Today the ex-communist Junge Welt has published an interview with Safaa Mahmoud, representative of the Iranian controlled Supreme Council for Islamic Revolution in Iraq or SCIRI, in Vienna. As you know, SCIRI is comprised of Iraqi Shi’ites exiled from the Hussein regime. It is said that they are armed and trained by the Iranian Revolutionary Guards, that is, by the regime in Iran.

The headline is Why don’t Shiites support the US?

But the content of the interview however is quite the opposite [i.e. it suggests that the Shiites *are* supporting the US]. Mahmoud contradicts the rumours of about 6000 pro-Iraqi volunteers being enrolled by Hussein’s government; he openly ridicules the call to jihad issued by Saddam Hussein.

I will translate some of it for you:

[Start excerpt from Junge Welt article]

’Iraqis do not accept that call. It’s ridiculous. After the liberation of the big Iraqi provinces and cities like Basra and Nasiriya you will see the gladness in the faces of ordinary Iraqis on TV. The Iraqis will greet the US and British troops as liberators, and the world will change its opinion on this war.’

[End excerpt from Junge Welt article]

Your readers may read the original at:

www.jungewelt.de/2003/04-03/020.php

Best regards and please continue your work.

A reader in Germany

****

I find the Junge Welt interview remarkable. In the past, the US and Iran maintained a front of extreme hostility even when (indeed, *especially* when) they were engaged in the closest covert cooperation. This was true during the Iran-Contra affair and during the US-Iranian collaboration in Bosnia; the public statements they made about each other were uniformly hostile.

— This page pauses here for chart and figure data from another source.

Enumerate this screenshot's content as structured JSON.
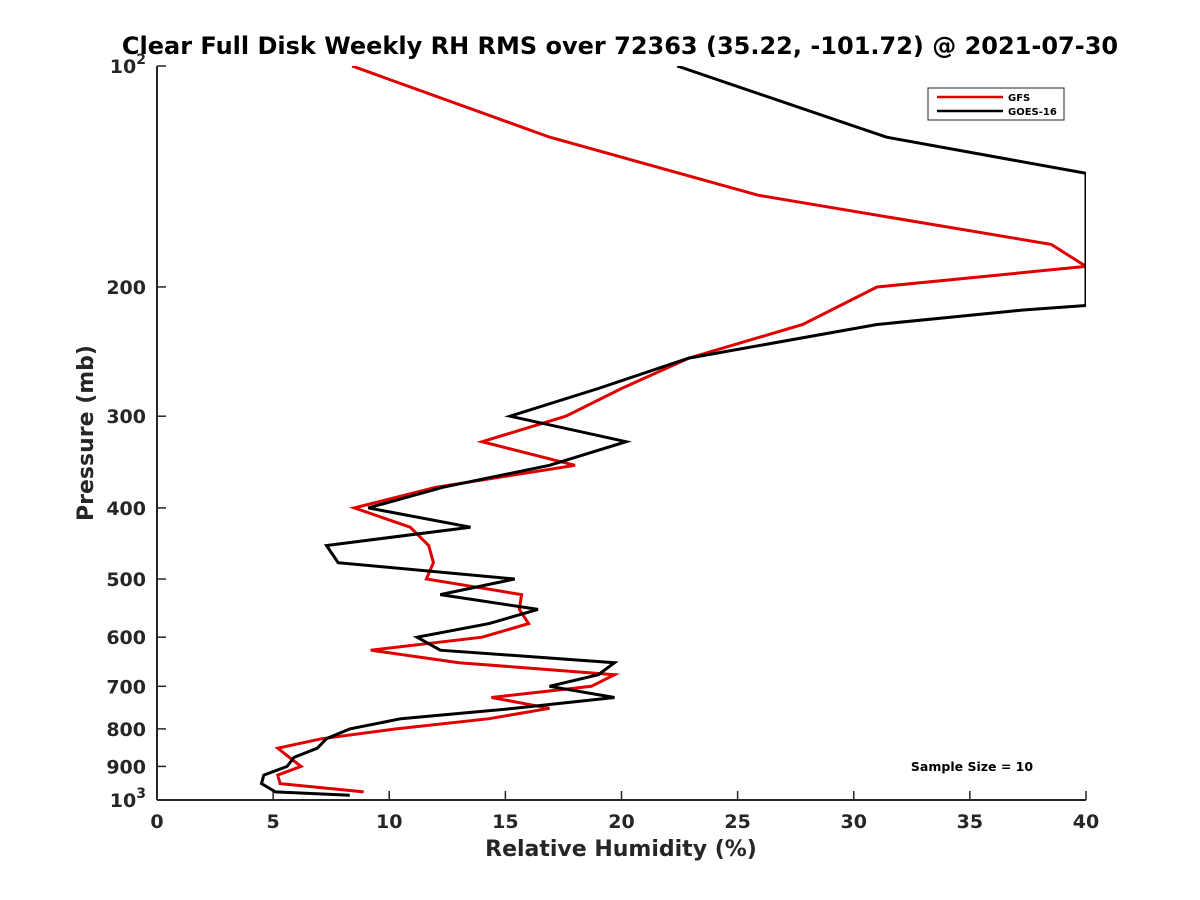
{
  "chart_data": {
    "type": "line",
    "title": "Clear Full Disk Weekly RH RMS over 72363 (35.22, -101.72) @ 2021-07-30",
    "xlabel": "Relative Humidity (%)",
    "ylabel": "Pressure (mb)",
    "xlim": [
      0,
      40
    ],
    "ylim": [
      100,
      1000
    ],
    "yscale": "log",
    "y_reversed": true,
    "x_ticks": [
      0,
      5,
      10,
      15,
      20,
      25,
      30,
      35,
      40
    ],
    "x_tick_labels": [
      "0",
      "5",
      "10",
      "15",
      "20",
      "25",
      "30",
      "35",
      "40"
    ],
    "y_ticks": [
      100,
      200,
      300,
      400,
      500,
      600,
      700,
      800,
      900,
      1000
    ],
    "y_tick_labels": [
      {
        "base": "10",
        "exp": "2"
      },
      {
        "base": "200",
        "exp": ""
      },
      {
        "base": "300",
        "exp": ""
      },
      {
        "base": "400",
        "exp": ""
      },
      {
        "base": "500",
        "exp": ""
      },
      {
        "base": "600",
        "exp": ""
      },
      {
        "base": "700",
        "exp": ""
      },
      {
        "base": "800",
        "exp": ""
      },
      {
        "base": "900",
        "exp": ""
      },
      {
        "base": "10",
        "exp": "3"
      }
    ],
    "legend_position": "top-right",
    "series": [
      {
        "name": "GFS",
        "color": "#e00000",
        "points": [
          {
            "x": 8.4,
            "y": 100
          },
          {
            "x": 16.9,
            "y": 125
          },
          {
            "x": 25.9,
            "y": 150
          },
          {
            "x": 38.5,
            "y": 175
          },
          {
            "x": 40.0,
            "y": 187.5
          },
          {
            "x": 31.0,
            "y": 200
          },
          {
            "x": 27.8,
            "y": 225
          },
          {
            "x": 22.9,
            "y": 250
          },
          {
            "x": 20.0,
            "y": 275
          },
          {
            "x": 17.6,
            "y": 300
          },
          {
            "x": 14.0,
            "y": 325
          },
          {
            "x": 18.0,
            "y": 350
          },
          {
            "x": 12.0,
            "y": 375
          },
          {
            "x": 8.5,
            "y": 400
          },
          {
            "x": 10.9,
            "y": 425
          },
          {
            "x": 11.7,
            "y": 450
          },
          {
            "x": 11.9,
            "y": 475
          },
          {
            "x": 11.6,
            "y": 500
          },
          {
            "x": 15.7,
            "y": 525
          },
          {
            "x": 15.6,
            "y": 550
          },
          {
            "x": 16.0,
            "y": 575
          },
          {
            "x": 14.0,
            "y": 600
          },
          {
            "x": 9.2,
            "y": 625
          },
          {
            "x": 13.0,
            "y": 650
          },
          {
            "x": 19.7,
            "y": 675
          },
          {
            "x": 18.7,
            "y": 700
          },
          {
            "x": 14.4,
            "y": 725
          },
          {
            "x": 16.9,
            "y": 750
          },
          {
            "x": 14.3,
            "y": 775
          },
          {
            "x": 10.3,
            "y": 800
          },
          {
            "x": 7.1,
            "y": 825
          },
          {
            "x": 5.2,
            "y": 850
          },
          {
            "x": 5.7,
            "y": 875
          },
          {
            "x": 6.2,
            "y": 900
          },
          {
            "x": 5.2,
            "y": 925
          },
          {
            "x": 5.3,
            "y": 950
          },
          {
            "x": 8.9,
            "y": 975
          }
        ]
      },
      {
        "name": "GOES-16",
        "color": "#000000",
        "points": [
          {
            "x": 22.4,
            "y": 100
          },
          {
            "x": 31.4,
            "y": 125
          },
          {
            "x": 40.0,
            "y": 140
          },
          {
            "x": 40.0,
            "y": 212
          },
          {
            "x": 37.3,
            "y": 215
          },
          {
            "x": 31.0,
            "y": 225
          },
          {
            "x": 22.9,
            "y": 250
          },
          {
            "x": 19.0,
            "y": 275
          },
          {
            "x": 15.2,
            "y": 300
          },
          {
            "x": 20.2,
            "y": 325
          },
          {
            "x": 16.9,
            "y": 350
          },
          {
            "x": 12.3,
            "y": 375
          },
          {
            "x": 9.1,
            "y": 400
          },
          {
            "x": 13.5,
            "y": 425
          },
          {
            "x": 7.3,
            "y": 450
          },
          {
            "x": 7.8,
            "y": 475
          },
          {
            "x": 15.4,
            "y": 500
          },
          {
            "x": 12.2,
            "y": 525
          },
          {
            "x": 16.4,
            "y": 550
          },
          {
            "x": 14.3,
            "y": 575
          },
          {
            "x": 11.2,
            "y": 600
          },
          {
            "x": 12.2,
            "y": 625
          },
          {
            "x": 19.7,
            "y": 650
          },
          {
            "x": 19.0,
            "y": 675
          },
          {
            "x": 16.9,
            "y": 700
          },
          {
            "x": 19.7,
            "y": 725
          },
          {
            "x": 15.4,
            "y": 750
          },
          {
            "x": 10.5,
            "y": 775
          },
          {
            "x": 8.3,
            "y": 800
          },
          {
            "x": 7.3,
            "y": 825
          },
          {
            "x": 6.9,
            "y": 850
          },
          {
            "x": 5.9,
            "y": 875
          },
          {
            "x": 5.6,
            "y": 900
          },
          {
            "x": 4.6,
            "y": 925
          },
          {
            "x": 4.5,
            "y": 950
          },
          {
            "x": 5.1,
            "y": 975
          },
          {
            "x": 8.3,
            "y": 985
          }
        ]
      }
    ],
    "annotation": "Sample Size = 10"
  }
}
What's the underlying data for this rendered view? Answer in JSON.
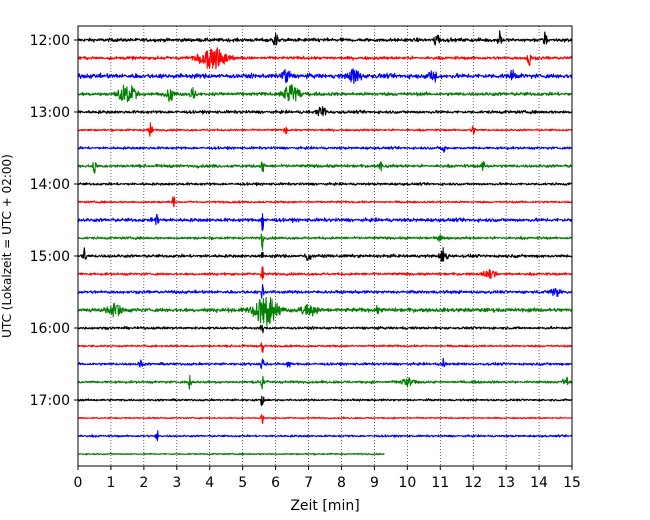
{
  "chart_data": {
    "type": "line",
    "title": "",
    "xlabel": "Zeit  [min]",
    "ylabel": "UTC (Lokalzeit = UTC + 02:00)",
    "xlim": [
      0,
      15
    ],
    "x_ticks": [
      "0",
      "1",
      "2",
      "3",
      "4",
      "5",
      "6",
      "7",
      "8",
      "9",
      "10",
      "11",
      "12",
      "13",
      "14",
      "15"
    ],
    "y_ticks": [
      "12:00",
      "13:00",
      "14:00",
      "15:00",
      "16:00",
      "17:00"
    ],
    "grid": "vertical dotted",
    "colors": [
      "#000000",
      "#ff0000",
      "#0000ff",
      "#008000"
    ],
    "rows_per_hour": 4,
    "minutes_per_row": 15,
    "traces": [
      {
        "start": "12:00",
        "color": "#000000",
        "end_min": 15,
        "noise": 0.7,
        "events": [
          [
            6.0,
            1.4,
            0.08
          ],
          [
            10.9,
            1.4,
            0.1
          ],
          [
            12.8,
            2.2,
            0.06
          ],
          [
            14.2,
            2.0,
            0.06
          ]
        ]
      },
      {
        "start": "12:15",
        "color": "#ff0000",
        "end_min": 15,
        "noise": 0.6,
        "events": [
          [
            4.1,
            2.4,
            0.45
          ],
          [
            13.7,
            1.8,
            0.06
          ]
        ]
      },
      {
        "start": "12:30",
        "color": "#0000ff",
        "end_min": 15,
        "noise": 0.9,
        "events": [
          [
            6.3,
            1.6,
            0.15
          ],
          [
            8.4,
            1.5,
            0.2
          ],
          [
            10.8,
            1.5,
            0.15
          ],
          [
            13.2,
            1.3,
            0.08
          ]
        ]
      },
      {
        "start": "12:45",
        "color": "#008000",
        "end_min": 15,
        "noise": 0.7,
        "events": [
          [
            1.5,
            2.0,
            0.3
          ],
          [
            2.8,
            1.6,
            0.1
          ],
          [
            3.5,
            1.2,
            0.12
          ],
          [
            6.5,
            2.2,
            0.25
          ]
        ]
      },
      {
        "start": "13:00",
        "color": "#000000",
        "end_min": 15,
        "noise": 0.6,
        "events": [
          [
            7.4,
            1.2,
            0.15
          ]
        ]
      },
      {
        "start": "13:15",
        "color": "#ff0000",
        "end_min": 15,
        "noise": 0.4,
        "events": [
          [
            2.2,
            1.6,
            0.06
          ],
          [
            6.3,
            1.2,
            0.05
          ],
          [
            12.0,
            1.5,
            0.05
          ]
        ]
      },
      {
        "start": "13:30",
        "color": "#0000ff",
        "end_min": 15,
        "noise": 0.5,
        "events": [
          [
            11.1,
            1.5,
            0.05
          ]
        ]
      },
      {
        "start": "13:45",
        "color": "#008000",
        "end_min": 15,
        "noise": 0.6,
        "events": [
          [
            0.5,
            1.6,
            0.05
          ],
          [
            5.6,
            1.8,
            0.05
          ],
          [
            9.2,
            1.2,
            0.05
          ],
          [
            12.3,
            1.2,
            0.05
          ]
        ]
      },
      {
        "start": "14:00",
        "color": "#000000",
        "end_min": 15,
        "noise": 0.5,
        "events": []
      },
      {
        "start": "14:15",
        "color": "#ff0000",
        "end_min": 15,
        "noise": 0.4,
        "events": [
          [
            2.9,
            1.4,
            0.05
          ]
        ]
      },
      {
        "start": "14:30",
        "color": "#0000ff",
        "end_min": 15,
        "noise": 0.7,
        "events": [
          [
            2.4,
            1.2,
            0.06
          ],
          [
            5.6,
            3.0,
            0.03
          ]
        ]
      },
      {
        "start": "14:45",
        "color": "#008000",
        "end_min": 15,
        "noise": 0.5,
        "events": [
          [
            5.6,
            3.0,
            0.03
          ],
          [
            11.0,
            1.4,
            0.05
          ]
        ]
      },
      {
        "start": "15:00",
        "color": "#000000",
        "end_min": 15,
        "noise": 0.6,
        "events": [
          [
            0.2,
            1.6,
            0.05
          ],
          [
            5.6,
            1.4,
            0.04
          ],
          [
            7.0,
            1.0,
            0.1
          ],
          [
            11.1,
            1.8,
            0.12
          ]
        ]
      },
      {
        "start": "15:15",
        "color": "#ff0000",
        "end_min": 15,
        "noise": 0.5,
        "events": [
          [
            5.6,
            2.0,
            0.04
          ],
          [
            12.5,
            1.0,
            0.2
          ]
        ]
      },
      {
        "start": "15:30",
        "color": "#0000ff",
        "end_min": 15,
        "noise": 0.6,
        "events": [
          [
            5.6,
            1.6,
            0.04
          ],
          [
            14.5,
            1.0,
            0.2
          ]
        ]
      },
      {
        "start": "15:45",
        "color": "#008000",
        "end_min": 15,
        "noise": 0.8,
        "events": [
          [
            1.1,
            1.4,
            0.25
          ],
          [
            5.7,
            3.6,
            0.35
          ],
          [
            7.0,
            1.2,
            0.3
          ],
          [
            9.1,
            1.0,
            0.05
          ]
        ]
      },
      {
        "start": "16:00",
        "color": "#000000",
        "end_min": 15,
        "noise": 0.5,
        "events": [
          [
            5.6,
            1.2,
            0.05
          ]
        ]
      },
      {
        "start": "16:15",
        "color": "#ff0000",
        "end_min": 15,
        "noise": 0.4,
        "events": [
          [
            5.6,
            1.6,
            0.04
          ]
        ]
      },
      {
        "start": "16:30",
        "color": "#0000ff",
        "end_min": 15,
        "noise": 0.5,
        "events": [
          [
            1.9,
            1.4,
            0.05
          ],
          [
            5.6,
            1.6,
            0.05
          ],
          [
            6.4,
            1.2,
            0.05
          ],
          [
            11.1,
            1.2,
            0.05
          ]
        ]
      },
      {
        "start": "16:45",
        "color": "#008000",
        "end_min": 15,
        "noise": 0.5,
        "events": [
          [
            3.4,
            1.6,
            0.05
          ],
          [
            5.6,
            1.6,
            0.04
          ],
          [
            10.0,
            1.0,
            0.2
          ],
          [
            14.8,
            1.4,
            0.08
          ]
        ]
      },
      {
        "start": "17:00",
        "color": "#000000",
        "end_min": 15,
        "noise": 0.4,
        "events": [
          [
            5.6,
            1.6,
            0.05
          ]
        ]
      },
      {
        "start": "17:15",
        "color": "#ff0000",
        "end_min": 15,
        "noise": 0.3,
        "events": [
          [
            5.6,
            1.4,
            0.04
          ]
        ]
      },
      {
        "start": "17:30",
        "color": "#0000ff",
        "end_min": 15,
        "noise": 0.4,
        "events": [
          [
            2.4,
            1.4,
            0.05
          ]
        ]
      },
      {
        "start": "17:45",
        "color": "#008000",
        "end_min": 9.3,
        "noise": 0.3,
        "events": []
      }
    ]
  }
}
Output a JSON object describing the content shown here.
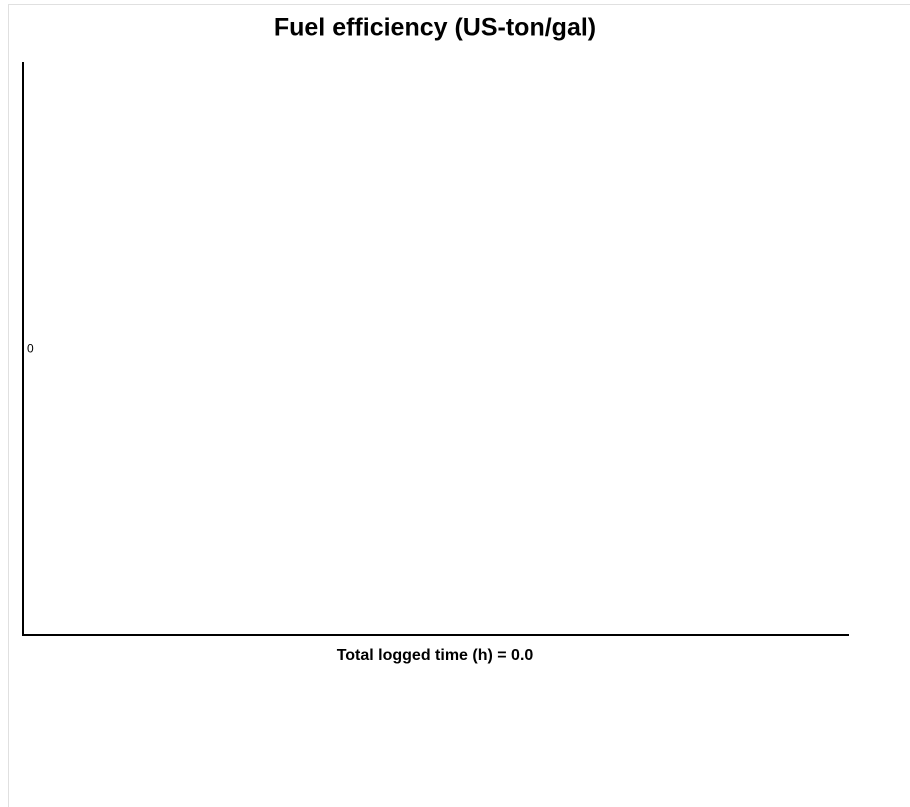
{
  "chart_data": {
    "type": "bar",
    "title": "Fuel efficiency (US-ton/gal)",
    "xlabel": "Total logged time (h) = 0.0",
    "categories": [],
    "values": [],
    "color": "#4472c4",
    "ylim": [
      -1,
      1
    ],
    "yticks": [
      0
    ],
    "grid": false
  }
}
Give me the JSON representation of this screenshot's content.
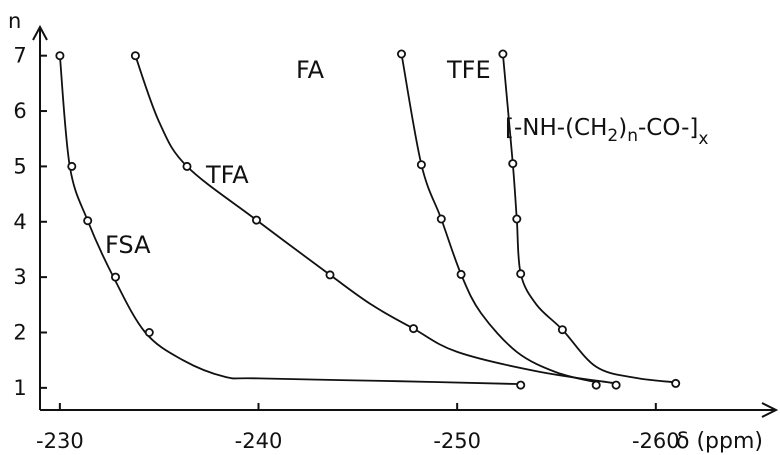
{
  "chart_data": {
    "type": "scatter",
    "title": "",
    "xlabel": "δ (ppm)",
    "ylabel": "n",
    "formula": {
      "main": "[-NH-(CH",
      "sub1": "2",
      "mid": ")",
      "sub2": "n",
      "tail": "-CO-]",
      "sub3": "x"
    },
    "xlim": [
      -229,
      -266
    ],
    "ylim": [
      0.6,
      7.5
    ],
    "x_ticks": [
      -230,
      -240,
      -250,
      -260
    ],
    "x_tick_labels": [
      "-230",
      "-240",
      "-250",
      "-260"
    ],
    "y_ticks": [
      1,
      2,
      3,
      4,
      5,
      6,
      7
    ],
    "y_tick_labels": [
      "1",
      "2",
      "3",
      "4",
      "5",
      "6",
      "7"
    ],
    "grid": false,
    "legend": "none",
    "series": [
      {
        "name": "FSA",
        "points": [
          [
            -253.2,
            1.05
          ],
          [
            -234.5,
            2.0
          ],
          [
            -232.8,
            3.0
          ],
          [
            -231.4,
            4.02
          ],
          [
            -230.6,
            5.0
          ],
          [
            -230.0,
            7.0
          ]
        ],
        "curve": [
          [
            -253.0,
            1.07
          ],
          [
            -247.0,
            1.12
          ],
          [
            -240.0,
            1.17
          ],
          [
            -238.3,
            1.2
          ],
          [
            -236.2,
            1.5
          ],
          [
            -234.3,
            2.0
          ],
          [
            -232.7,
            3.0
          ],
          [
            -231.4,
            4.02
          ],
          [
            -230.5,
            5.0
          ],
          [
            -230.0,
            7.0
          ]
        ]
      },
      {
        "name": "TFA",
        "points": [
          [
            -258.0,
            1.05
          ],
          [
            -247.8,
            2.07
          ],
          [
            -243.6,
            3.04
          ],
          [
            -239.9,
            4.03
          ],
          [
            -236.4,
            5.0
          ],
          [
            -233.8,
            7.0
          ]
        ],
        "curve": [
          [
            -258.0,
            1.08
          ],
          [
            -254.0,
            1.3
          ],
          [
            -250.0,
            1.65
          ],
          [
            -247.8,
            2.07
          ],
          [
            -245.7,
            2.5
          ],
          [
            -243.6,
            3.04
          ],
          [
            -239.9,
            4.03
          ],
          [
            -236.4,
            5.0
          ],
          [
            -235.0,
            5.8
          ],
          [
            -233.8,
            7.0
          ]
        ]
      },
      {
        "name": "FA",
        "points": [
          [
            -257.0,
            1.05
          ],
          [
            -250.2,
            3.05
          ],
          [
            -249.2,
            4.05
          ],
          [
            -248.2,
            5.03
          ],
          [
            -247.2,
            7.03
          ]
        ],
        "curve": [
          [
            -257.0,
            1.1
          ],
          [
            -255.0,
            1.28
          ],
          [
            -253.0,
            1.65
          ],
          [
            -251.2,
            2.35
          ],
          [
            -250.2,
            3.05
          ],
          [
            -249.2,
            4.05
          ],
          [
            -248.2,
            5.03
          ],
          [
            -247.2,
            7.03
          ]
        ]
      },
      {
        "name": "TFE",
        "points": [
          [
            -261.0,
            1.08
          ],
          [
            -255.3,
            2.05
          ],
          [
            -253.2,
            3.06
          ],
          [
            -253.0,
            4.05
          ],
          [
            -252.8,
            5.05
          ],
          [
            -252.3,
            7.03
          ]
        ],
        "curve": [
          [
            -261.0,
            1.1
          ],
          [
            -259.0,
            1.18
          ],
          [
            -257.0,
            1.38
          ],
          [
            -255.3,
            2.05
          ],
          [
            -254.0,
            2.5
          ],
          [
            -253.2,
            3.06
          ],
          [
            -253.0,
            4.05
          ],
          [
            -252.8,
            5.05
          ],
          [
            -252.3,
            7.03
          ]
        ]
      }
    ]
  }
}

These days, Iran and the US are also trading insults. But, in addition, spokesmen for SCIRI, the Iraqi exile group sometimes say very positive things about the American invasion. SCIRI, as our reader correctly states, is armed and trained and financed by the Iranian Revolutionary Guards, that is, by the Iranian mullahs. So, these positive statements about the American war, made by SCIRI, represent Iranian policy.

Are Mr. Dyer and other commentators simply mistaken when they say Iran wishes to hinder the US invasion? Or are they deliberately misinforming us? It appears that at least one newspaper, the Washington Post, has deliberately lied to give readers the impression that Iran is fiercely opposing the US in Iraq.